NHS medication (NICE guidelines): Under 55 with no diabetes — ACE inhibitor (e.g. ramipril) or angiotensin receptor blocker (ARB) first-line. Over 55 or Black African/Caribbean heritage — calcium channel blocker (e.g. amlodipine) first-line. A thiazide diuretic may be added as second-line. Your GP will review your medication regularly.
Disclaimer: Educational information only. Consult your GP about your blood pressure. Full disclaimer →
Frequently Asked Questions
What blood pressure reading is considered high?
A reading consistently at or above 140/90 mmHg is classified as high blood pressure (hypertension). Optimal blood pressure is below 120/80 mmHg. Your GP will usually take several readings over time — or use home monitoring — before making a formal diagnosis, as blood pressure naturally varies.
Can high blood pressure be treated without medication?

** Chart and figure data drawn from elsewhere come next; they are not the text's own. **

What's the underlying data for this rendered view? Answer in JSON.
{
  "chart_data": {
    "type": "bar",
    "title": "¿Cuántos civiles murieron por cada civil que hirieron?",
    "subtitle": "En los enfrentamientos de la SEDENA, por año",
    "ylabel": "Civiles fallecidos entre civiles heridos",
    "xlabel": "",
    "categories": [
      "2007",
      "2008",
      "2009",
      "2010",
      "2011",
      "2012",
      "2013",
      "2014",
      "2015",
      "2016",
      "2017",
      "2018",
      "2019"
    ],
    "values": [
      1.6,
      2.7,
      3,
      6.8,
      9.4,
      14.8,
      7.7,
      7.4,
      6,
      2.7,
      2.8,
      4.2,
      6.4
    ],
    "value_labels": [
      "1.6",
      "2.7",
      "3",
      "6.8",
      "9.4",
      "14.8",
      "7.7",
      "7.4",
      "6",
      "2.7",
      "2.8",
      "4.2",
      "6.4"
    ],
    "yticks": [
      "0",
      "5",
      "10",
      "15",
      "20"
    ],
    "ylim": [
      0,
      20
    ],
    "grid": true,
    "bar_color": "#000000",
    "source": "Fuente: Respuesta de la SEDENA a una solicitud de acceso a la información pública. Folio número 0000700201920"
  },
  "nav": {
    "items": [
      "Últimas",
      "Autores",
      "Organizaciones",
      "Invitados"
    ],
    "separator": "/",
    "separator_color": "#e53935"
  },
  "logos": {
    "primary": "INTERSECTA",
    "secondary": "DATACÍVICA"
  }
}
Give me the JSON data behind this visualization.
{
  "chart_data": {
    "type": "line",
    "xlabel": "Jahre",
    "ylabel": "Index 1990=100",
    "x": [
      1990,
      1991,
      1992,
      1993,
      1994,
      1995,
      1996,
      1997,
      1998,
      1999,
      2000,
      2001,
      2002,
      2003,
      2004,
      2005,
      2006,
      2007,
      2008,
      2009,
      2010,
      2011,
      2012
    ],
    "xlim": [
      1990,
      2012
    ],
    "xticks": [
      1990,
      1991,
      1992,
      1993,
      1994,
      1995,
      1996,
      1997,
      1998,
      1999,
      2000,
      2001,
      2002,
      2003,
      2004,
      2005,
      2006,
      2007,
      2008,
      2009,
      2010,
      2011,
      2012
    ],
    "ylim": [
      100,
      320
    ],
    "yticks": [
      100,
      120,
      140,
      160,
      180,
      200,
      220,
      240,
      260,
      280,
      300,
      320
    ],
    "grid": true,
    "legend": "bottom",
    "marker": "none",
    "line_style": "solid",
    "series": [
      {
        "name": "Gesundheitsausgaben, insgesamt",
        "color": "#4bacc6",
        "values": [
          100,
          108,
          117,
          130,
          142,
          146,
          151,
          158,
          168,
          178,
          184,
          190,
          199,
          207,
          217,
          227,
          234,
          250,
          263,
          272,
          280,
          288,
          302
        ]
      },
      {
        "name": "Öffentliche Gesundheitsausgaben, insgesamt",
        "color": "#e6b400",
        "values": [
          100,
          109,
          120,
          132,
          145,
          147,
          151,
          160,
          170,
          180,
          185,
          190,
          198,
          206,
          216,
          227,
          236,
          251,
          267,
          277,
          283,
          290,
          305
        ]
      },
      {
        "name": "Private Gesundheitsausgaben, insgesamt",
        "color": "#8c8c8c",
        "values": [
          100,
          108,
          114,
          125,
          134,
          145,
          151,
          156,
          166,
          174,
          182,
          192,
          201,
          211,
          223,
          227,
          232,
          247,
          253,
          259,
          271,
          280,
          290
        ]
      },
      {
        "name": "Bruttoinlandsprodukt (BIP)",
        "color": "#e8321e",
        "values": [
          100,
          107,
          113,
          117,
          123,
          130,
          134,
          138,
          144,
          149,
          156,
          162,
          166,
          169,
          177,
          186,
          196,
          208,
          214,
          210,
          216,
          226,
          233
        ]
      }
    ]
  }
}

Mild hypertension can sometimes be managed through lifestyle changes: reducing salt intake to under 6g per day, taking regular aerobic exercise, maintaining a healthy weight, limiting alcohol, quitting smoking, and managing stress. If lifestyle changes are insufficient, your GP will recommend antihypertensive medication.
What are the risks of untreated high blood pressure?
Untreated hypertension significantly increases the risk of heart attack, stroke, heart failure, kidney disease, and vascular dementia. High blood pressure rarely causes noticeable symptoms, which is why regular checks are essential. The NHS offers free Health Checks every 5 years for adults aged 40–74.